Organ Donor Taskforce
Despite the potential benefits the proposed scheme has not had consistent support from the medical profession although it has been championed by the Chief Medical Officer and the British Medical Association. In 2008 Gordon Brown, then Prime Minister, asked an Organ Donor Task Force to investigate the potential effect of the opt-out system in the UK. This group examined the many factors influencing donation rates and concluded that the case for a change in the law was not proved. They recommended the establishment of a UK-wide organisation to identify and allocate organs, a doubling of the number of transplant coordinators embedded in hospital trusts, having an organ donor champion in each hospital and improving the identification of potential donors as well as monitoring donation activity in all hospitals.
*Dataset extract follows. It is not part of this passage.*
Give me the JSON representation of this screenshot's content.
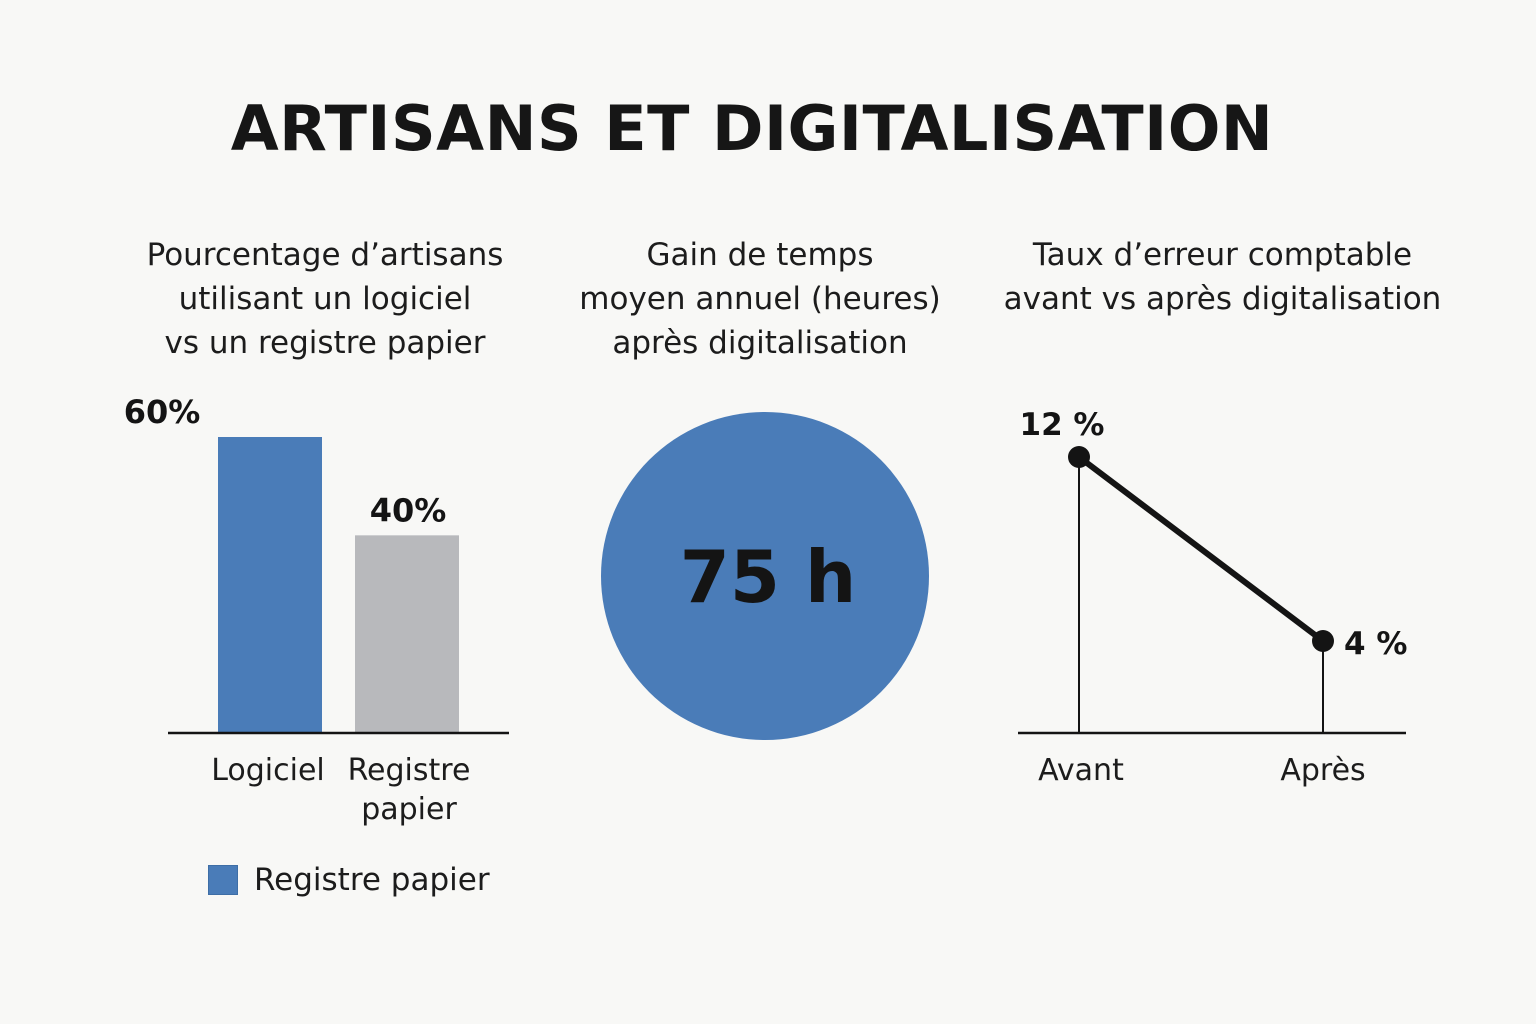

Clearly these changes need now to be given time to produce improved rates and there is evidence to suggest improvement in some regions.9 The taskforce unfortunately rejected clear evidence of the potential benefit of presumed consent, which it had itself commissioned. An analysis of 28 countries showed consistently higher donation rates with presumed consent. Research also showed a 25% higher donation rate with presumed consent even when other determinants were excluded. Perhaps other factors such as cost and risk of adverse publicity may have influenced the decision.
Summary
Since Kennedy et al proposed a change in the UK organ donation law10 there has been a reluctance to make this leap of faith. All other attempts to make significant impacts into the donor deficit have proved disappointing. It seems likely that we could expect a significantly higher donor rate with presumed consent and that this would be sustained because we would create a default position to donate and produce a more positive attitude to donation. A law change would require huge publicity and educational initiatives, which are likely to increase donation.
The new system would allow families of opted-out patients not to be questioned about donation and would allow presumed consent donors the right to donate without high-level relative refusal. To maximise donation we need to consider other radical proposals such as increasing ITU beds, incentivising hospital trusts and possibly deceased families.